Mechanical and thermodynamic properties, including the influence of crystal defects, are critical for evaluating materials in engineering applications. Molecular dynamics simulations provide valuable insight into these mechanisms at the atomic scale. However, current practice often relies on fragmented scripts with inconsistent metadata and limited provenance, which hinders reproducibility, interoperability, and reuse. FAIR data principles and workflow-based approaches offer a path to address these limitations. We present reusable atomistic workflows that incorporate metadata annotation aligned with application ontologies, enabling automatic provenance capture and FAIR-compliant data outputs. The workflows cover key mechanical and thermodynamic quantities, including equation of state, elastic tensors, mechanical loading, thermal properties, defect formation energies, and nanoindentation. We demonstrate validation of structure-property relations such as the Hall-Petch effect and show that the workflows can be reused across different interatomic potentials and materials within a coherent semantic framework. The approach provides AI-ready simulation data, supports emerging agentic AI workflows, and establishes a generalizable blueprint for knowledge-based mechanical and thermodynamic simulations.
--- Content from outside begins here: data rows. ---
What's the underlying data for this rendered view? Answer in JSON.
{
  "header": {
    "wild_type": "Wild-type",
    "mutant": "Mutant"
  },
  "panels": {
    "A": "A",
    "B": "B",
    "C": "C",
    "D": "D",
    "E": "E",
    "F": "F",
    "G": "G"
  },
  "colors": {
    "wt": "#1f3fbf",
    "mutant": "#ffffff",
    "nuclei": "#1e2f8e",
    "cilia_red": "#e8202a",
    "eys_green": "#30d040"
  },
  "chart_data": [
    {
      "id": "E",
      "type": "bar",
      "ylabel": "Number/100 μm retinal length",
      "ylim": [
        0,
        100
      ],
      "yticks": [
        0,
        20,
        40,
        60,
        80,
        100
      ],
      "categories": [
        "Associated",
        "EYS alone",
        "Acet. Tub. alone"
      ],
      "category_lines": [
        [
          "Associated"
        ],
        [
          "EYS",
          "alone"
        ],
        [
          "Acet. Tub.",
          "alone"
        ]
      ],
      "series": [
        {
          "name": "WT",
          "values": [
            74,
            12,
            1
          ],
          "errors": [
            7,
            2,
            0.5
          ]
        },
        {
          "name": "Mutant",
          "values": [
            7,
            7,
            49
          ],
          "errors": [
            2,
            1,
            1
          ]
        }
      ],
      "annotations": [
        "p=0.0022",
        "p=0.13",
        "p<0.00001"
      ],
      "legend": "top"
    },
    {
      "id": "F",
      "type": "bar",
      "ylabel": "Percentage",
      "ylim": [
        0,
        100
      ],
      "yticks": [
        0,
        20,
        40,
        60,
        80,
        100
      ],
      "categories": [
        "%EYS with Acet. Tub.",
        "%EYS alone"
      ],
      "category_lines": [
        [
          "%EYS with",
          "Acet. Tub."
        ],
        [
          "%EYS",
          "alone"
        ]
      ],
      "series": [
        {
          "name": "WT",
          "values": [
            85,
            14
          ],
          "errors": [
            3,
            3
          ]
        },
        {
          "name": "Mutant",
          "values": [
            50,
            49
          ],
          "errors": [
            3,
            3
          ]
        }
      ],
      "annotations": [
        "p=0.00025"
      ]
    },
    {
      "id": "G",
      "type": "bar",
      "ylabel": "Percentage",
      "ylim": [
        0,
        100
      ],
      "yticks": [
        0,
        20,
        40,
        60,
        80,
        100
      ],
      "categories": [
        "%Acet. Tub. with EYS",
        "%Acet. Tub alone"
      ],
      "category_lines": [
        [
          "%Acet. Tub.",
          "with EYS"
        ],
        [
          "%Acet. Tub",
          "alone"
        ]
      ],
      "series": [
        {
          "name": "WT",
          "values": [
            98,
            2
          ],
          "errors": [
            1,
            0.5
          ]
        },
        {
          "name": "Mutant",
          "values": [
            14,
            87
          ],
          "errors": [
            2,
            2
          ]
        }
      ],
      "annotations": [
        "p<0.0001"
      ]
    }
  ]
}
翻译：力学与热力学性质（包括晶体缺陷的影响）是工程应用中评估材料性能的关键指标。分子动力学模拟为在原子尺度理解这些机制提供了重要见解。然而，当前实践通常依赖于零散的脚本，其元数据不一致且溯源信息有限，这阻碍了研究的可重复性、互操作性与可重用性。FAIR数据原则与基于工作流的方法为解决这些局限性提供了路径。本文提出可复用的原子模拟工作流，其中整合了与应用本体对齐的元数据标注，能够自动捕获溯源信息并生成符合FAIR标准的数据输出。该工作流涵盖关键的力学与热力学量，包括状态方程、弹性张量、机械加载、热学性质、缺陷形成能以及纳米压痕。我们验证了霍尔-佩奇效应等结构-性能关系，并证明该工作流可在一致的语义框架内跨不同原子间势函数和材料体系实现复用。该方法提供了AI就绪的模拟数据，支持新兴的智能体AI工作流，并为基于知识的力学与热力学模拟建立了可推广的蓝图。